Da parte di chi è destinatario dell’invito, il limite massimo per fare e rifare domande sull’indirizzo è tre ore prima dell’appuntamento, un giorno prima per eventuali ripensamenti e per chiedere di arrivare con qualcuno senza mettere in imbarazzo chi riceve
Vogliamo parlare di quelli che inviti a cena per la prima volta a casa tua con dieci giorni di anticipo, fornendo loro nel minimo dettaglio le indicazioni, e che a due minuti dall’orario previsto ti stalkerizzano su whatsapp per sapere indirizzo, citofono, posizione, scala, ascensore, interno? Bene, sparliamone.
Mi è capitato personalmente qualche giorno fa: inauguro la casa dopo mesi di lavori e decido di invitare tutti gli amici che spesso mi accusano di latitanza perché una volta sono a cena fuori per lavoro, una volta sono a New York per vacanza, l’altra sono a Roma per la tv, spesso e volentieri sono irraggiungibile per sopraggiunti limiti di batteria telefonica. Insomma, tutti quelli che, per un motivo e per l’altro, vedo con piacere ma che di fatto non vedo e che meritano, quantomeno, un buon piatto di pasta fatto con le mie mani.
Totale numero invitati: 30. L’invito lo faccio come da galateo 3.0: via whatsapp. Così capisco dalla spunta blu se qualcuno fa lo gnorri o se legge e risponde prontamente (come pretende da me anche quando sono in mezzo a una registrazione in tv e il telefono è comodamente in camerino). Rispondono tutti, tranne un paio, sacrificabili, che aspetto al varco alla prossima lamentela.
Come si usa fare in questi casi comunico l’occasione, il giorno, l’ora, l’indirizzo preciso, il numero sul campanello (i cognomi a Milano non si mettono più) la scala e il piano: 9!
Mi si replica in modo laconico: pollici all’insù, ringraziamenti, cuoricini, faccine con sorriso. L’invito è dalle 21, che significa che non ci sono posti assegnati, che il menù è tale da consentire di non sedersi a tavola a un orario preciso, basta non arrivare prima e il gioco è fatto. La preparazione è di quelle salva equilibrio mentale: rustici, una buona insalata di pasta, due di verdure miste per gli amici vegani e una di pollo scondito per il solito ipermegasportivo che non mangia altro.

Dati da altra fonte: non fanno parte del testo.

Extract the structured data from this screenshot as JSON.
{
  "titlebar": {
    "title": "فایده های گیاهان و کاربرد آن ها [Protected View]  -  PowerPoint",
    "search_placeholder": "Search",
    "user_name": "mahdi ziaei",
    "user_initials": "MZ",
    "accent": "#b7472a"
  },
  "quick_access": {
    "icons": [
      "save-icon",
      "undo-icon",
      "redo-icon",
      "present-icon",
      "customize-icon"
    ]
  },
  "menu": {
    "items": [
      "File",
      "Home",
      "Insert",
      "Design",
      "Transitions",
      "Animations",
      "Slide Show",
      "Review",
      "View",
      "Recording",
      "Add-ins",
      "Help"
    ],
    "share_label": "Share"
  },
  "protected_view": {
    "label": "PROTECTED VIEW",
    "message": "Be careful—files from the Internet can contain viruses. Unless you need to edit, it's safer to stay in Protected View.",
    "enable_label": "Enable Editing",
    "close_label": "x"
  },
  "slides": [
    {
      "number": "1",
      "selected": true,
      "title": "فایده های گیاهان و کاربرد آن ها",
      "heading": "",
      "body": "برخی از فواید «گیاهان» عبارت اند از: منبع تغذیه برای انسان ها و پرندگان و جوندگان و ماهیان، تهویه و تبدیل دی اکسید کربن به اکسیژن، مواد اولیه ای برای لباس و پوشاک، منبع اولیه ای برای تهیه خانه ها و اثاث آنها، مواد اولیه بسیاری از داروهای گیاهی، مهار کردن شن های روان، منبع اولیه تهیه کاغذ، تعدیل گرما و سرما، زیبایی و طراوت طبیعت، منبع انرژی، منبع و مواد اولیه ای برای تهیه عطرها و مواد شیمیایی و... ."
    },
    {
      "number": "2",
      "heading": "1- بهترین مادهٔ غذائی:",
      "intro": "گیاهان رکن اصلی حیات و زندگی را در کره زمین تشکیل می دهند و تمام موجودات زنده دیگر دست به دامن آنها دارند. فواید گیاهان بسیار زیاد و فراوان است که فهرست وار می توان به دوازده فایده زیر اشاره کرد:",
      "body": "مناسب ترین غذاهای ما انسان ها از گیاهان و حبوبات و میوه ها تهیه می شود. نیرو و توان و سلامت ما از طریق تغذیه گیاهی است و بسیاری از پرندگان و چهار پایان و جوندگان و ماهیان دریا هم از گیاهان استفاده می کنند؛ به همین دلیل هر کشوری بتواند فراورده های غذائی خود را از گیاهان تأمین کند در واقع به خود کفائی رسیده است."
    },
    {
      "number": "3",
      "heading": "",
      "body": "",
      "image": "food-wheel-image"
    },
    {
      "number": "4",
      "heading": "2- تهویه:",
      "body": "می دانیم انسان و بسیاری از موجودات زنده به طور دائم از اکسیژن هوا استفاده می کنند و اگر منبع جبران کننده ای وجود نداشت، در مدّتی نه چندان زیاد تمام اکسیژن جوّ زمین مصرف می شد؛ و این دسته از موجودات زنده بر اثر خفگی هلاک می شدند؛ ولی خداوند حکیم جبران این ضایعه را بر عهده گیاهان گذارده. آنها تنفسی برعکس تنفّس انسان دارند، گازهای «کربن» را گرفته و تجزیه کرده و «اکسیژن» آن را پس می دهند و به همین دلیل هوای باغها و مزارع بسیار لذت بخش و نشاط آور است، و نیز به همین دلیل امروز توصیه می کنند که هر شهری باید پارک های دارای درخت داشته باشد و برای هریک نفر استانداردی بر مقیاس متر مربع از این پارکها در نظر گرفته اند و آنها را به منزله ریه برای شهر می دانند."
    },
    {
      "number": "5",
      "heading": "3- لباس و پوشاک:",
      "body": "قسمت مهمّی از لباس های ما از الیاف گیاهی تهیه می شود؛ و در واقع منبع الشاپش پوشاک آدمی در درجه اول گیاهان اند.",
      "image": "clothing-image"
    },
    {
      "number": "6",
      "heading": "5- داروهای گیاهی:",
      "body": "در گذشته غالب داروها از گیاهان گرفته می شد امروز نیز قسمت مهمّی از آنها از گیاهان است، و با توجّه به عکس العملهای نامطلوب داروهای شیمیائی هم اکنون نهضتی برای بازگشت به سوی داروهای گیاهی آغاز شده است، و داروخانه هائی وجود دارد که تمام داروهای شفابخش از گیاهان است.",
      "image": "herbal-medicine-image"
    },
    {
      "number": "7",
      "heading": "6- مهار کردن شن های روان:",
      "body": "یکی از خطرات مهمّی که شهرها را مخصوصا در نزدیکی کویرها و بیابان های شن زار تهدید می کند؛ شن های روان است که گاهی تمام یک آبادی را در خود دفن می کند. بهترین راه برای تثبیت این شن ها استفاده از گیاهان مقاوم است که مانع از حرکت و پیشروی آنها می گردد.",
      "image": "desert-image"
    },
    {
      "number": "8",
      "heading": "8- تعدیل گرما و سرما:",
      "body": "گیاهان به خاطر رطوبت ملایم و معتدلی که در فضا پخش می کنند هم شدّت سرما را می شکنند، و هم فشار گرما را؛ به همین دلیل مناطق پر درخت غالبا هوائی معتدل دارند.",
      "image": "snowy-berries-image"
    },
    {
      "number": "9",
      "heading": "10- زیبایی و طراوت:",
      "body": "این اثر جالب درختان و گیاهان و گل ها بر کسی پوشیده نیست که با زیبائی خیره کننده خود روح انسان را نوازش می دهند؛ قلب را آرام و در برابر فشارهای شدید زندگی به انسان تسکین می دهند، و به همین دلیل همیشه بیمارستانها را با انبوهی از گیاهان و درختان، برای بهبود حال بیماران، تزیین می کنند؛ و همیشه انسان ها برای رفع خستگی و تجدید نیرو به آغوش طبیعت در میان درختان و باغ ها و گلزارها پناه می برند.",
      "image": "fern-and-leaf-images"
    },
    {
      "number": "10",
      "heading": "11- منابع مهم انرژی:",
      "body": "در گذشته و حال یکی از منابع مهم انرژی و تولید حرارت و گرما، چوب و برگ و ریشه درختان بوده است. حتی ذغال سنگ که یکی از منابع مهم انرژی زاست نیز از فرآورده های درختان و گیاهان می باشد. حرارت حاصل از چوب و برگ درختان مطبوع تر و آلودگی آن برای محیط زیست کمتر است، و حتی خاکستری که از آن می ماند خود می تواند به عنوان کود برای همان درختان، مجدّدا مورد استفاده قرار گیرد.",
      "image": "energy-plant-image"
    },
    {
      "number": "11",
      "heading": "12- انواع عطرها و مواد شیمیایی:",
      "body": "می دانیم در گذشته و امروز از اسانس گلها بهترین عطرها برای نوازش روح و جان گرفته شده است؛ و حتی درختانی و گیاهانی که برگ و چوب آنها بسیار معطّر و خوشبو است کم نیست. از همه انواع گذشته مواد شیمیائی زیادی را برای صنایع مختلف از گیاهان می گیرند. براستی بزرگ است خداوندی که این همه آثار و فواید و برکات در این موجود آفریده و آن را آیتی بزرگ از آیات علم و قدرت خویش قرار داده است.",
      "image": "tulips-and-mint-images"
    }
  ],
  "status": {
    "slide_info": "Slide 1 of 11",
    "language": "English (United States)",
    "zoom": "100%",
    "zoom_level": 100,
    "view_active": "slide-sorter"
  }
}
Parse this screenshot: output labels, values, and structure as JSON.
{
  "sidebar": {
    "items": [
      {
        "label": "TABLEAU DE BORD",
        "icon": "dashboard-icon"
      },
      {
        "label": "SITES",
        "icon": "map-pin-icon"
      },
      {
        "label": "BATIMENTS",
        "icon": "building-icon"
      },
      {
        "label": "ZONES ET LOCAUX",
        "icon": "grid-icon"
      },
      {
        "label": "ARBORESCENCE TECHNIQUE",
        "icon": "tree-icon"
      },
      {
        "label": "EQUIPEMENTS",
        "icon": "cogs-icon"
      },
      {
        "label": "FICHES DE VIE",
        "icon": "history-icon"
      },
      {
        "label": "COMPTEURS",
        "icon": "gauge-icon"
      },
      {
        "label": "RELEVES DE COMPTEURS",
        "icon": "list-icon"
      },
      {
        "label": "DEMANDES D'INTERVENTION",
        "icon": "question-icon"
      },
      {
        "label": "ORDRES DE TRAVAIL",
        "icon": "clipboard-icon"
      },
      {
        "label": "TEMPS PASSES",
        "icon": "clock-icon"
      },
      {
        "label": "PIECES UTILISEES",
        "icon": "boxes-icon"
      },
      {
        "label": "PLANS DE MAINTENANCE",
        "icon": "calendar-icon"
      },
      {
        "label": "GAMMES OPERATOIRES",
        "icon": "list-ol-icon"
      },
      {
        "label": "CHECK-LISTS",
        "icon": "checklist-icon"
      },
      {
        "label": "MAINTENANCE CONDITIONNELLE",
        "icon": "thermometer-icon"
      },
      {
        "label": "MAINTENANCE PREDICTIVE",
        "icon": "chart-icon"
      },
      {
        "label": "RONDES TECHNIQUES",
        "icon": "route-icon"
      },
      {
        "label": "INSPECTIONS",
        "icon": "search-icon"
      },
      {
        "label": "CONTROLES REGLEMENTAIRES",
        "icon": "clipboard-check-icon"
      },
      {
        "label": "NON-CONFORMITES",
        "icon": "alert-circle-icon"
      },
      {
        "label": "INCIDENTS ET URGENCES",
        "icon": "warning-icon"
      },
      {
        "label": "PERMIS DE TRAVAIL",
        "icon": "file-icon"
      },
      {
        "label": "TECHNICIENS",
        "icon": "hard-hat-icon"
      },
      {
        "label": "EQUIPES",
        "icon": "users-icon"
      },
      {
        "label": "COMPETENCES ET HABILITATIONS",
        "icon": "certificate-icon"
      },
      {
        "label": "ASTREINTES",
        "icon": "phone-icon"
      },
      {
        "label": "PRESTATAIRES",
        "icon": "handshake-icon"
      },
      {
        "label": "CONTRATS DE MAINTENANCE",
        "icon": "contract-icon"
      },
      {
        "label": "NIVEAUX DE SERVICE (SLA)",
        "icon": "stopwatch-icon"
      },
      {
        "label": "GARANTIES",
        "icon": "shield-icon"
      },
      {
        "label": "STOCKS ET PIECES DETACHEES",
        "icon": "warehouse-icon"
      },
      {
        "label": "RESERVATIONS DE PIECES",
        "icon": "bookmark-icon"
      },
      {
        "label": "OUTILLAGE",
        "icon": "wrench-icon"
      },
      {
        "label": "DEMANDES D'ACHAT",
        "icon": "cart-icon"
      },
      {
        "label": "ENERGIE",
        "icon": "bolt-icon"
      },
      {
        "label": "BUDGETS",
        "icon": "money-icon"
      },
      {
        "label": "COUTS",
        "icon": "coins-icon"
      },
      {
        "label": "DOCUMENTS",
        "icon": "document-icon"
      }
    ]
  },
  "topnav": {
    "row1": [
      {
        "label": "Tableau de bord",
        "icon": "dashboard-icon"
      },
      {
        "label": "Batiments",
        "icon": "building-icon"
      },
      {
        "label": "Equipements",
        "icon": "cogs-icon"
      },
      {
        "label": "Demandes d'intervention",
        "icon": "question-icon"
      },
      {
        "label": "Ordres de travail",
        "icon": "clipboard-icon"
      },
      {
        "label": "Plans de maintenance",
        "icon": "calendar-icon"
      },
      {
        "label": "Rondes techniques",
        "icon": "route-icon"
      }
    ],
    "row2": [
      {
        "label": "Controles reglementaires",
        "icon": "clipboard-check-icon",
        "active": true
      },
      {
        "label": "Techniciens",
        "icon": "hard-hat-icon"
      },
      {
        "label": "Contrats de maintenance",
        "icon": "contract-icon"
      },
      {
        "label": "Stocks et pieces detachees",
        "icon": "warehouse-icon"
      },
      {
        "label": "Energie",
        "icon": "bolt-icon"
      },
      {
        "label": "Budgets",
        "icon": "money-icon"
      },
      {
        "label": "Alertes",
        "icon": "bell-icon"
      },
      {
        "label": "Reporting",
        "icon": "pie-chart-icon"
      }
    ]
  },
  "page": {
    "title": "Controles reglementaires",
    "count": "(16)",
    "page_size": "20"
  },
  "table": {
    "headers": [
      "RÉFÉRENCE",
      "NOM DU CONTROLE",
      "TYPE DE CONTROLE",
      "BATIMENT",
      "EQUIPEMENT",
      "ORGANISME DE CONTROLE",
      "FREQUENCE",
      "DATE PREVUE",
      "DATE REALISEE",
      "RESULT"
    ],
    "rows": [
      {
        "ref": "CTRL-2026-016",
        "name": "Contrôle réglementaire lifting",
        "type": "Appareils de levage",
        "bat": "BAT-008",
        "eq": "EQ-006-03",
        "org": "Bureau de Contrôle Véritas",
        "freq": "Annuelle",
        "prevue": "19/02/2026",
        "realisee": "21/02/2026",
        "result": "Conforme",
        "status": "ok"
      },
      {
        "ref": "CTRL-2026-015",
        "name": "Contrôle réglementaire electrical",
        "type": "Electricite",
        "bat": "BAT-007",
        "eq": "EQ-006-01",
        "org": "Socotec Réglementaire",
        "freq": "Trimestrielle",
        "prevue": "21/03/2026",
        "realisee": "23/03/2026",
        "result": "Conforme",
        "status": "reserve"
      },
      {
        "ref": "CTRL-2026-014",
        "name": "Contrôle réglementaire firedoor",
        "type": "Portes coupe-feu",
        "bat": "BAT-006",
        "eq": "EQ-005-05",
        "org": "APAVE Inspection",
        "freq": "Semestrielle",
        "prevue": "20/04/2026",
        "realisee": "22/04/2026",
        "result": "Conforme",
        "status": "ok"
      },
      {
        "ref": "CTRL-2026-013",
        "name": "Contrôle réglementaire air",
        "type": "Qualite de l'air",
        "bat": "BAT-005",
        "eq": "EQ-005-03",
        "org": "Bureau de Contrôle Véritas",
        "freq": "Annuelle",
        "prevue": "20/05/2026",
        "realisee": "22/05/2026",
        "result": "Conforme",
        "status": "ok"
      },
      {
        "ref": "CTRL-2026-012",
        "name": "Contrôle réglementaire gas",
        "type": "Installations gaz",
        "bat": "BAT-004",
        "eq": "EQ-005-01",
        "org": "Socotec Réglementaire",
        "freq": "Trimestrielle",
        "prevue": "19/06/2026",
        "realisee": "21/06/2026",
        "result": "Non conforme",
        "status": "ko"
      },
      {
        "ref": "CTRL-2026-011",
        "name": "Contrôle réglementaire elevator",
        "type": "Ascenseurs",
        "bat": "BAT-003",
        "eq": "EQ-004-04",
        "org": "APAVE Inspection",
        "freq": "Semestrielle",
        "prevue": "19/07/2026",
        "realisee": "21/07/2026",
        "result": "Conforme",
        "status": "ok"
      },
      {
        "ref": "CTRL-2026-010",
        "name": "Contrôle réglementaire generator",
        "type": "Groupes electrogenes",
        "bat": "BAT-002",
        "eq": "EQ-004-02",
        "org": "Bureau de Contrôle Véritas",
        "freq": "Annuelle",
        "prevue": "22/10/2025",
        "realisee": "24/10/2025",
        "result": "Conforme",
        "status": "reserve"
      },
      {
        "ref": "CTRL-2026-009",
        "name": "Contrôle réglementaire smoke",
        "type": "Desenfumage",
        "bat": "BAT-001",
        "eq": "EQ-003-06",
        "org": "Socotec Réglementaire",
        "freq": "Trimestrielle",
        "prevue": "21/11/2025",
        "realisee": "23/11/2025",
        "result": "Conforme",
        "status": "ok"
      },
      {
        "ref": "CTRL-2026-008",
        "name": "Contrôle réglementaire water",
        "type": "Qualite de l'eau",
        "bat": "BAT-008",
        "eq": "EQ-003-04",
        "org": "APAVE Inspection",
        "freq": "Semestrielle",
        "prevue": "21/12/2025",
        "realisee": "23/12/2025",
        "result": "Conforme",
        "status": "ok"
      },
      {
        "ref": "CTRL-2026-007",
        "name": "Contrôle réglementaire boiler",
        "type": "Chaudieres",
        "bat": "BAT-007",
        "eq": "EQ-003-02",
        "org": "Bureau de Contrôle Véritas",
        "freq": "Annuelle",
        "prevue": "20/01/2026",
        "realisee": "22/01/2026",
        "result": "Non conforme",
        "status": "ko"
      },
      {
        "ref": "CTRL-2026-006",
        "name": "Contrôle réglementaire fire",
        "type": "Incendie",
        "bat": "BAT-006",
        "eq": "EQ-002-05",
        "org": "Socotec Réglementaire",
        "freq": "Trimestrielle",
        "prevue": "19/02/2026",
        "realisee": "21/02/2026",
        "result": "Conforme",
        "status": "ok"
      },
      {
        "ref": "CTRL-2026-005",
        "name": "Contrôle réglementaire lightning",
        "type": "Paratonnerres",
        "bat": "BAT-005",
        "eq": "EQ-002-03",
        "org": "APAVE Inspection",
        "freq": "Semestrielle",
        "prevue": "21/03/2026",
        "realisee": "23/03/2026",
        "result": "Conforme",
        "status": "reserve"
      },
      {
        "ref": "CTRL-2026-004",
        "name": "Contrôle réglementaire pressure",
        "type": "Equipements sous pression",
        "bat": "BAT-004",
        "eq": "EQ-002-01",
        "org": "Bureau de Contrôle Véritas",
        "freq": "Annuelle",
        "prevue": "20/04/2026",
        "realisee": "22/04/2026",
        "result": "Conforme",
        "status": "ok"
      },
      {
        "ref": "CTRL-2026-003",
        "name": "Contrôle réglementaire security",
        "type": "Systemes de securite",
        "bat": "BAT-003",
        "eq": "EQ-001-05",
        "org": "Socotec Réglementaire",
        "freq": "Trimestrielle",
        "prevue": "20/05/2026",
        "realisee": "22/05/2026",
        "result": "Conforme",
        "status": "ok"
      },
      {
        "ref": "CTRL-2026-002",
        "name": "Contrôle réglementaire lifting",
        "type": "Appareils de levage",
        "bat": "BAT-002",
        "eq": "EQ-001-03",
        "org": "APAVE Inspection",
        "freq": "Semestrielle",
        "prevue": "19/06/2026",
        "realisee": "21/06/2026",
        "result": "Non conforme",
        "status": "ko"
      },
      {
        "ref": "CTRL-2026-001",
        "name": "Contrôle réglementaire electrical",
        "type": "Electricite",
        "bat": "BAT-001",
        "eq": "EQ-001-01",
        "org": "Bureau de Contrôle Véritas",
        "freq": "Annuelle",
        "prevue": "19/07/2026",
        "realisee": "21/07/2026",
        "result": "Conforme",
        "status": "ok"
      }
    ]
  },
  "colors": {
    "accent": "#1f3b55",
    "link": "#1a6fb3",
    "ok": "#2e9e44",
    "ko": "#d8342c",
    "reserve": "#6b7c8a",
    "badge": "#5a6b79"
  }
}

Domanda ricorrente: «Cosa porto?». Una volta o l’altra risponderò di portare una cambiale. «Vieni col sorriso» è la risposta da dare: poi a discrezione loro scegliere un vermentino o dei cioccolatini, uno spumante italiano o una scatola di confetti aromatizzati. Sta di fatto che la domanda è la più imbarazzante anche per me. Sempre.
Ma se all’imbarazzo ho sempre una formula di replica, all’impertinenza di chi alle 21 e 01 inizia a scrivermi mentre rispondo ai citofoni, mentre prendo le giacche, mentre servo prosecco per chiedermi di nuovo conferma dell’indirizzo, ecco lì non so cosa, se non una dose massiccia di rescue remedy (il fiore di bach studiato per placare le ire immediatamente), può esimermi dal non dare un indirizzo meno elegante che tutti abbiamo capito. Da qui in pillole i consigli per padroni di casa e ospiti: siate sempre chiarissimi nel fornire indirizzo e dettagli. Se la casa è vicina a un mezzo pubblico (fermata delle metropolitana o del bus o del tram) agevolate l’ospite facendolo presente, se le scale sono due spiegatelo, se sul campanello usate pseudonimi comunicatelo e, possibilmente, date un orario di arrivo tale da non farvi trovare a spadellare all’ultimo minuto, perché l’operazione <<ti ridico 4 minuti dopo l’ora prevista dove vivo>> richiede tempo e nervi saldi. Da parte di chi riceve l’invito il limite massimo per fare e rifare domande è tre ore prima dell’appuntamento, un giorno prima per eventuali ripensamenti, per chiedere di arrivare con qualcuno senza mettere in imbarazzo chi deve moltiplicare pani e pesci e quel qualcuno deve avere un senso.
Per vostra informazione la cena è andata benissimo e si ripeterà presto. Certo, che fatica: l’arte del ricevere è anche arte del dare. Soprattutto.